Kakashi tiba-tiba mendekati Tsunade, membisikkan sesuatu ke telinga kanannya.
Tsunade menatap Kakashi dengan geriap. Lantas ia kembali menatap anak buahnya. “Baiklah, kalian teruskan investigasi kalian. Aku ada urusan sebentar dengan Kakashi.”
Tsunade dan Kakashi kemudian keluar dari ruangan. Mereka berdua berjalan menyusuri koridor hingga ke sudut perbatasan koridor lain.
Kakashi memastikan terlebih dahulu bahwa tak ada seorang pun yang menguping pembicaraan mereka.
“Apa yang ingin kau bicarakan, Kakashi?” Tanya Tsunade memulai percakapan.
Kakashi merogoh kantung kunainya, mengambil sesuatu dari sana. Ia lalu menunjukkan sesuatu yang diambilnya itu pada Tsunade. “Saya menemukan ini di luar markas Akatsuki, Tsunade-sama.”
Tsunade mengerenyitkan dahinya. “Bunga mawar?
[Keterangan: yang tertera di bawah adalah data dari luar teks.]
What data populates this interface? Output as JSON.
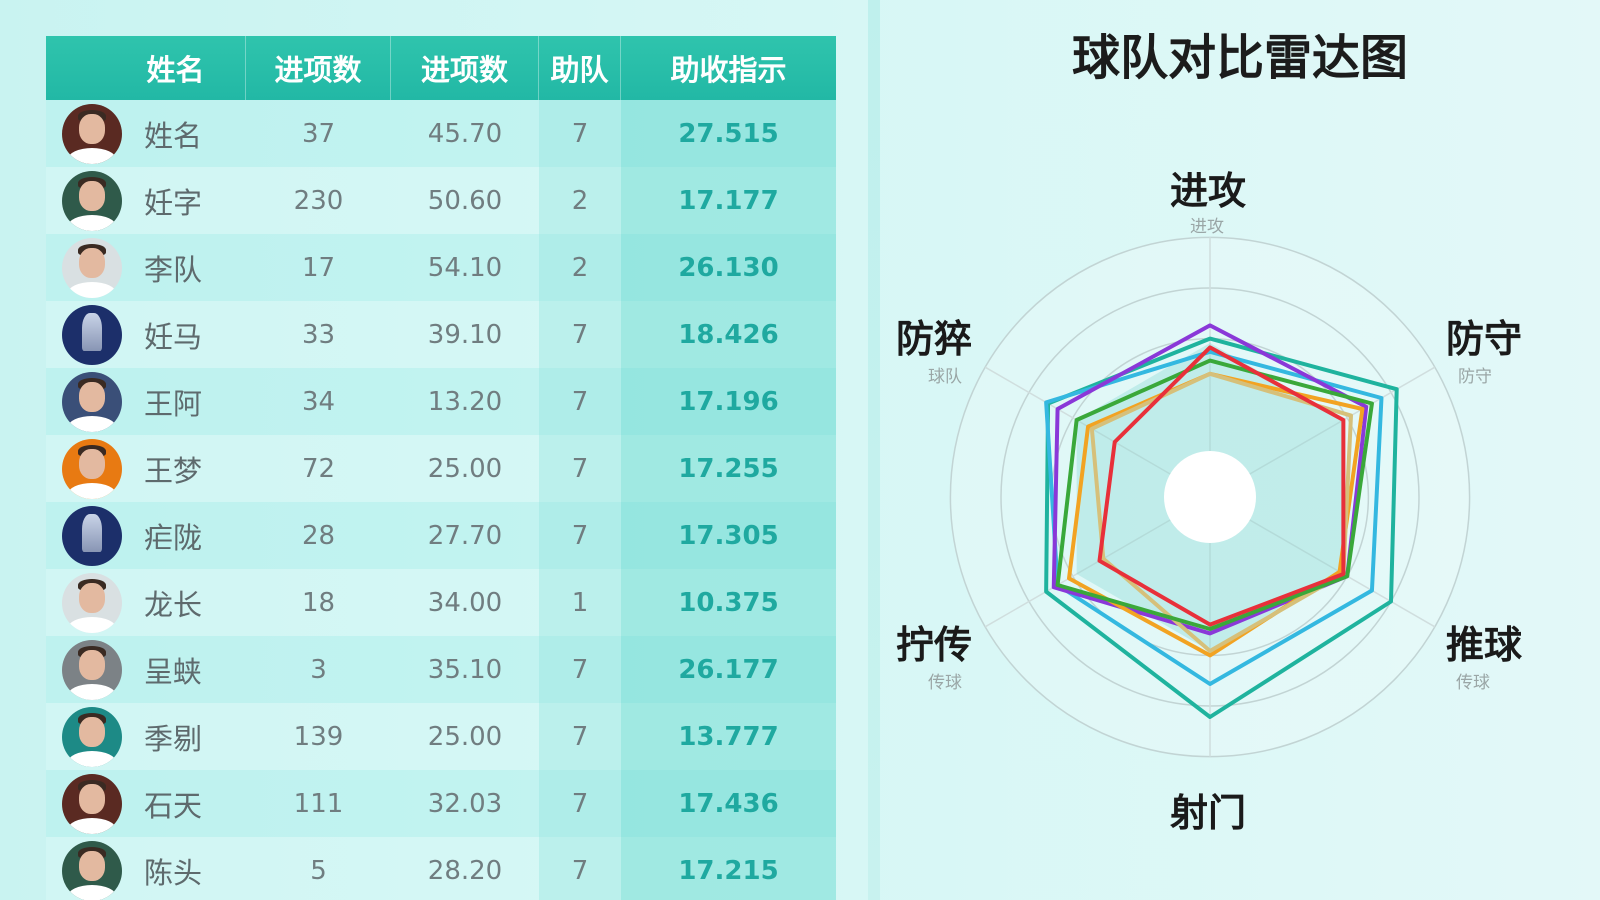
{
  "table": {
    "headers": [
      "姓名",
      "进项数",
      "进项数",
      "助队",
      "助收指示"
    ],
    "rows": [
      {
        "name": "姓名",
        "a": "37",
        "b": "45.70",
        "c": "7",
        "d": "27.515",
        "avatar": "dark"
      },
      {
        "name": "妊字",
        "a": "230",
        "b": "50.60",
        "c": "2",
        "d": "17.177",
        "avatar": "green"
      },
      {
        "name": "李队",
        "a": "17",
        "b": "54.10",
        "c": "2",
        "d": "26.130",
        "avatar": "white"
      },
      {
        "name": "妊马",
        "a": "33",
        "b": "39.10",
        "c": "7",
        "d": "18.426",
        "avatar": "badge"
      },
      {
        "name": "王阿",
        "a": "34",
        "b": "13.20",
        "c": "7",
        "d": "17.196",
        "avatar": "navy"
      },
      {
        "name": "王梦",
        "a": "72",
        "b": "25.00",
        "c": "7",
        "d": "17.255",
        "avatar": "orange"
      },
      {
        "name": "疟陇",
        "a": "28",
        "b": "27.70",
        "c": "7",
        "d": "17.305",
        "avatar": "badge"
      },
      {
        "name": "龙长",
        "a": "18",
        "b": "34.00",
        "c": "1",
        "d": "10.375",
        "avatar": "white"
      },
      {
        "name": "呈蛱",
        "a": "3",
        "b": "35.10",
        "c": "7",
        "d": "26.177",
        "avatar": "gray"
      },
      {
        "name": "季剔",
        "a": "139",
        "b": "25.00",
        "c": "7",
        "d": "13.777",
        "avatar": "teal"
      },
      {
        "name": "石天",
        "a": "111",
        "b": "32.03",
        "c": "7",
        "d": "17.436",
        "avatar": "dark"
      },
      {
        "name": "陈头",
        "a": "5",
        "b": "28.20",
        "c": "7",
        "d": "17.215",
        "avatar": "green"
      }
    ]
  },
  "radar": {
    "title": "球队对比雷达图",
    "axes": [
      {
        "label": "进攻",
        "sub": "进攻"
      },
      {
        "label": "防守",
        "sub": "防守"
      },
      {
        "label": "推球",
        "sub": "传球"
      },
      {
        "label": "射门",
        "sub": ""
      },
      {
        "label": "拧传",
        "sub": "传球"
      },
      {
        "label": "防猝",
        "sub": "球队"
      }
    ],
    "colors": {
      "teal": "#1fb39e",
      "cyan": "#34b8e0",
      "purple": "#8a38d8",
      "red": "#e8303a",
      "green": "#3aa83a",
      "orange": "#f2a322",
      "tan": "#d6c07a",
      "pink": "#e4a0b8"
    }
  },
  "chart_data": {
    "type": "radar",
    "title": "球队对比雷达图",
    "categories": [
      "进攻",
      "防守",
      "推球",
      "射门",
      "拧传",
      "防猝"
    ],
    "series": [
      {
        "values": [
          0.72,
          0.98,
          0.95,
          1.0,
          0.86,
          0.85
        ],
        "color": "#1fb39e"
      },
      {
        "values": [
          0.66,
          0.9,
          0.85,
          0.85,
          0.8,
          0.86
        ],
        "color": "#34b8e0"
      },
      {
        "values": [
          0.78,
          0.82,
          0.72,
          0.62,
          0.82,
          0.8
        ],
        "color": "#8a38d8"
      },
      {
        "values": [
          0.56,
          0.8,
          0.68,
          0.72,
          0.74,
          0.64
        ],
        "color": "#f2a322"
      },
      {
        "values": [
          0.56,
          0.74,
          0.7,
          0.7,
          0.56,
          0.62
        ],
        "color": "#d6c07a"
      },
      {
        "values": [
          0.62,
          0.85,
          0.72,
          0.6,
          0.8,
          0.7
        ],
        "color": "#3aa83a"
      },
      {
        "values": [
          0.68,
          0.7,
          0.7,
          0.58,
          0.58,
          0.5
        ],
        "color": "#e8303a"
      }
    ],
    "grid": true
  }
}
Apa maksudnya?”
“Saya sendiri belum mengetahui pasti, tapi ketika melihat bunga mawar ini saya jadi teringat akan sesuatu.”
“Sesuatu?”
“Masalahnya saya juga tidak menemukan ada dahan mawar di sekitar sana. Yamato juga telah memeriksa area luar markas Akatsuki dan sama sekali tidak menemukan dahan mawar ini.”
Tsunade mememincingkan matanya—menatap mawar itu. Ia lantas mengambilnya dari tangan Kakashi. “Jadi maksudmu, mawar ini bisa menjadi petunjuk?”
Sejurus Kakashi terdiam. “Saya belum mengetahuinya, Tsunade-sama. Tapi mawar ini…” Kakashi teringat kenangan 18 tahun yang lalu, yang terjadi sebelum perang dunia ketiga shinobi dimulai.
Flashback On
“Ah, sensei telat!” teriak Obito kecil yang kesal dengan keterlambatan gurunya dengan mengulurkan jari telunjuknya pada Minato.
Kakashi nyaris menjitak kepala teman se-timnya itu, tapi niatnya ia urungkan karena kali ini dia setuju dengan tindakan Obito. Padahal sensei mereka adalah shinobi papan atas yang notabene-nya adalah seorang ninja yang sangat menjunjung tinggi nilai-nilai kedisiplinan. Tapi tumben-tumbennya Minato tidak datang tepat pada waktunya.
“Ya, ya. Maaf aku terlambat. Aku ada urusan sebentar tadi. Hahaha…” Minato memasang tampang tidak bersalahnya pada ketiga muridnya tersebut.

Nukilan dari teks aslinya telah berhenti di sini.